Figure 8b shows the plant control inputs generated by both controllers. Initial control saturation can be observed in pursuit of the stabilization task (a). Thereafter, the full spectrum of control authority is utilized for the remainder of both tasks. In particular, all STFC inputs are continuous in nature with minor chattering observed in the lateral cyclic $\left(D_{\alpha }\right)$, longitudinal cyclic $\left(D_{\beta }\right)$, and tail rotor collective $\left(D_{\delta }\right)$ channels.

Finally, Figure 9 shows the extent to which each controller enforces the sliding manifold constraint (10). The STFC in Figure 9a enforces $\mathbf{\sigma }=\dot{\mathbf{\sigma }}=\mathbf{0}$, simultaneously for all channels per Theorem 1, and sustains sliding motion thereafter. The reaching time can be observed to be about $T_{r,\mathrm{obs}}$ = 3.3 s. The theoretical reaching time calculated using the values: $n=12$, $\parallel \mathbf{\sigma }\left(t_0\right)\parallel =80$, $\alpha =1200$, $\beta =80$, $L=1000$ according to (28) is $T_{r,\mathrm{est}}=12.2 \mathrm{s}>T_{r,\mathrm{obs}}$. Note that the roll channel has been used to estimate this reaching time. Although much higher, the theoretical convergence time can be a useful metric for design assurance purposes.

On the contrary, the LQIFC in Figure 9b achieves $\dot{\mathbf{\sigma }}=\mathbf{0}$ but the constraint $\mathbf{\sigma }=\mathbf{0}$ is inadequately fulfilled during task (a). Later in task (b) the yaw channel of $\mathbf{\sigma }$ diverges from zero. Likewise, the LQIFC fails to satisfy $\parallel \mathbf{\sigma }\parallel =\mathbf{0}$ especially during the command tracking of task (b).

The interested reader is referred to the accompanying Supplementary Video showing our helicopter simulation environment and the responses of Figure 8 as viewed from the helicopter cockpit.

5.4. Discussion

The presence of unmodeled internal dynamics in the plant in the form of the higher-frequency rotor states implies that chattering is alleviated but unavoidable. Periodic motion in $\mathbf{\sigma }$ (Figure 9a, top) occurs because the STFC, synthesized using a lower-order linear representation (1) of the true plant, is oblivious to the presence of higher frequency rotor dynamics in the plant. Moreover, the disturbance (2) does not vanish as $\mathbf{\sigma }\to 0$. Together with the compromise on the $\alpha$ and $\beta$ values, $\mathbf{\sigma }$ being identically zero during the sliding phase cannot be achieved in the present case. Nevertheless, Figure 9a (bottom plot) indicates $\parallel \mathbf{\sigma }\parallel <10$ all through the sliding phase.

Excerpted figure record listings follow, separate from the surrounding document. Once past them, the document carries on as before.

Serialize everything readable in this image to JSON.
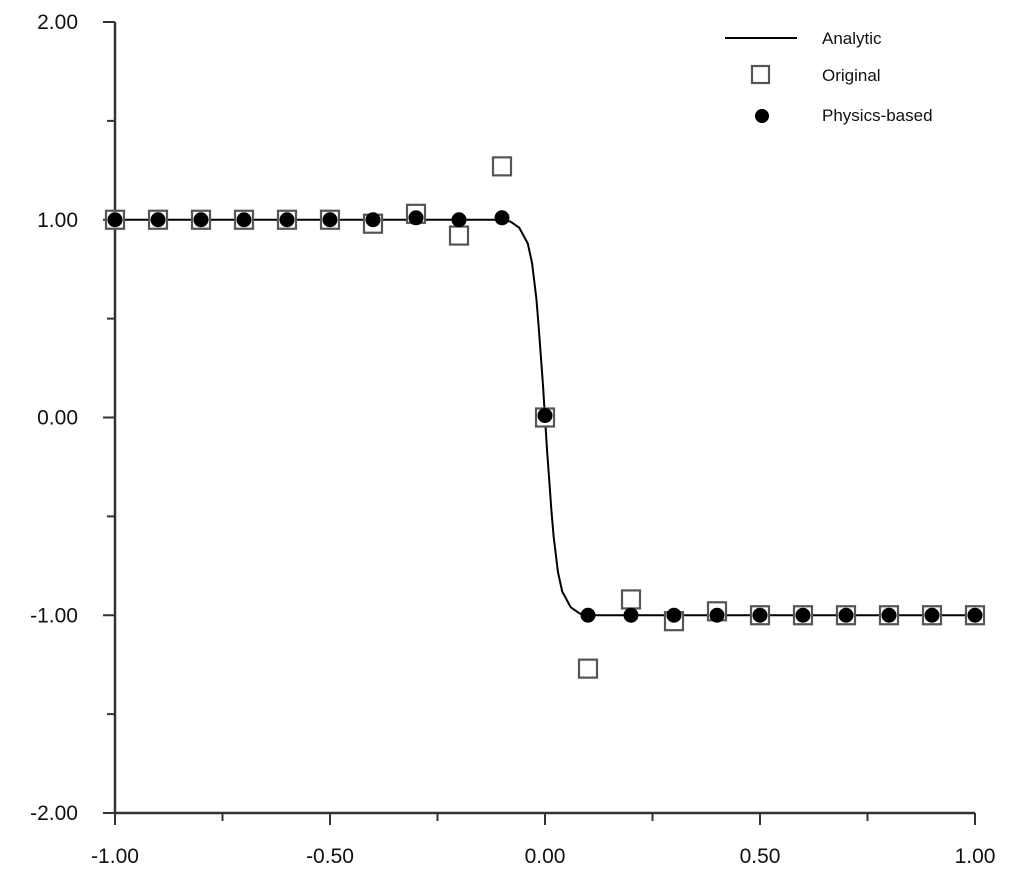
{
  "chart_data": {
    "type": "scatter",
    "title": "",
    "xlabel": "",
    "ylabel": "",
    "xlim": [
      -1.0,
      1.0
    ],
    "ylim": [
      -2.0,
      2.0
    ],
    "x_major_ticks": [
      -1.0,
      -0.5,
      0.0,
      0.5,
      1.0
    ],
    "x_tick_labels": [
      "-1.00",
      "-0.50",
      "0.00",
      "0.50",
      "1.00"
    ],
    "x_minor_ticks": [
      -0.75,
      -0.25,
      0.25,
      0.75
    ],
    "y_major_ticks": [
      -2.0,
      -1.0,
      0.0,
      1.0,
      2.0
    ],
    "y_tick_labels": [
      "-2.00",
      "-1.00",
      "0.00",
      "1.00",
      "2.00"
    ],
    "y_minor_ticks": [
      -1.5,
      -0.5,
      0.5,
      1.5
    ],
    "grid": false,
    "legend_position": "top-right",
    "series": [
      {
        "name": "Analytic",
        "kind": "line",
        "color": "#000000",
        "x": [
          -1.0,
          -0.2,
          -0.1,
          -0.08,
          -0.06,
          -0.04,
          -0.03,
          -0.02,
          -0.015,
          -0.01,
          -0.005,
          0.0,
          0.005,
          0.01,
          0.015,
          0.02,
          0.03,
          0.04,
          0.06,
          0.08,
          0.1,
          0.2,
          1.0
        ],
        "y": [
          1.0,
          1.0,
          1.0,
          0.99,
          0.96,
          0.88,
          0.78,
          0.6,
          0.47,
          0.32,
          0.17,
          0.0,
          -0.17,
          -0.32,
          -0.47,
          -0.6,
          -0.78,
          -0.88,
          -0.96,
          -0.99,
          -1.0,
          -1.0,
          -1.0
        ]
      },
      {
        "name": "Original",
        "kind": "square",
        "color": "#555555",
        "x": [
          -1.0,
          -0.9,
          -0.8,
          -0.7,
          -0.6,
          -0.5,
          -0.4,
          -0.3,
          -0.2,
          -0.1,
          0.0,
          0.1,
          0.2,
          0.3,
          0.4,
          0.5,
          0.6,
          0.7,
          0.8,
          0.9,
          1.0
        ],
        "y": [
          1.0,
          1.0,
          1.0,
          1.0,
          1.0,
          1.0,
          0.98,
          1.03,
          0.92,
          1.27,
          0.0,
          -1.27,
          -0.92,
          -1.03,
          -0.98,
          -1.0,
          -1.0,
          -1.0,
          -1.0,
          -1.0,
          -1.0
        ]
      },
      {
        "name": "Physics-based",
        "kind": "dot",
        "color": "#000000",
        "x": [
          -1.0,
          -0.9,
          -0.8,
          -0.7,
          -0.6,
          -0.5,
          -0.4,
          -0.3,
          -0.2,
          -0.1,
          0.0,
          0.1,
          0.2,
          0.3,
          0.4,
          0.5,
          0.6,
          0.7,
          0.8,
          0.9,
          1.0
        ],
        "y": [
          1.0,
          1.0,
          1.0,
          1.0,
          1.0,
          1.0,
          1.0,
          1.01,
          1.0,
          1.01,
          0.01,
          -1.0,
          -1.0,
          -1.0,
          -1.0,
          -1.0,
          -1.0,
          -1.0,
          -1.0,
          -1.0,
          -1.0
        ]
      }
    ]
  }
}
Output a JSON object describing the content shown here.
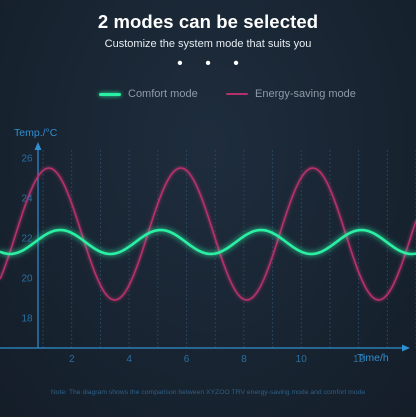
{
  "header": {
    "title": "2 modes can be selected",
    "subtitle": "Customize the system mode that suits you",
    "dots": "• • •"
  },
  "legend": {
    "comfort_label": "Comfort mode",
    "energy_label": "Energy-saving mode"
  },
  "colors": {
    "comfort": "#2bf0a4",
    "energy": "#b5306a",
    "axis": "#2f8fd0"
  },
  "footnote": "Note: The diagram shows the comparison between XYZOO TRV energy-saving mode and comfort mode",
  "chart_data": {
    "type": "line",
    "xlabel": "Time/h",
    "ylabel": "Temp./°C",
    "xlim": [
      -0.5,
      14
    ],
    "ylim": [
      16.5,
      26.5
    ],
    "xticks": [
      2,
      4,
      6,
      8,
      10,
      12
    ],
    "yticks": [
      18,
      20,
      22,
      24,
      26
    ],
    "grid": "vertical",
    "series": [
      {
        "name": "Comfort mode",
        "shape": "sine",
        "mean": 21.8,
        "amplitude": 0.6,
        "period_h": 3.5,
        "peak_at_h": 1.6
      },
      {
        "name": "Energy-saving mode",
        "shape": "sine",
        "mean": 22.2,
        "amplitude": 3.3,
        "period_h": 4.6,
        "peak_at_h": 1.2
      }
    ]
  }
}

Although chattering is mild in the present case, it may pose difficulties in some others, since flight control is typically a safety critical function in most aircraft. Further research is necessary to characterize chattering due to rotor dynamics in the present STFC. Recent results [29] may be a good point of departure in this direction.

6. Conclusions

This paper presented a continuous, multivariable, finite-time-convergent, super-twisting flight controller (STFC) for rotorcraft and demonstrated its efficacy on a nonlinear, higher-order plant model. A sliding manifold of relative degree one with respect to the control input was chosen to represent preferred piloting and guidance responses. The STFC was shown to robustly render the system trajectories convergent to the sliding manifold in finite time under the influence of exogenous disturbance. Simulation results showed the ability of the STFC to quickly stabilize a helicopter from unsteady, untrimmed initial conditions and accurately track command signals under the influence of atmospheric turbulence. True reaching time of the sliding manifold was shown to lie well within its theoretical estimate. The STFC was also shown to be superior to a linear quadratic controller in enforcing the sliding manifold constraint. However, minor chattering was observed due to unmodeled internal dynamics in the form of higher-frequency rotor states.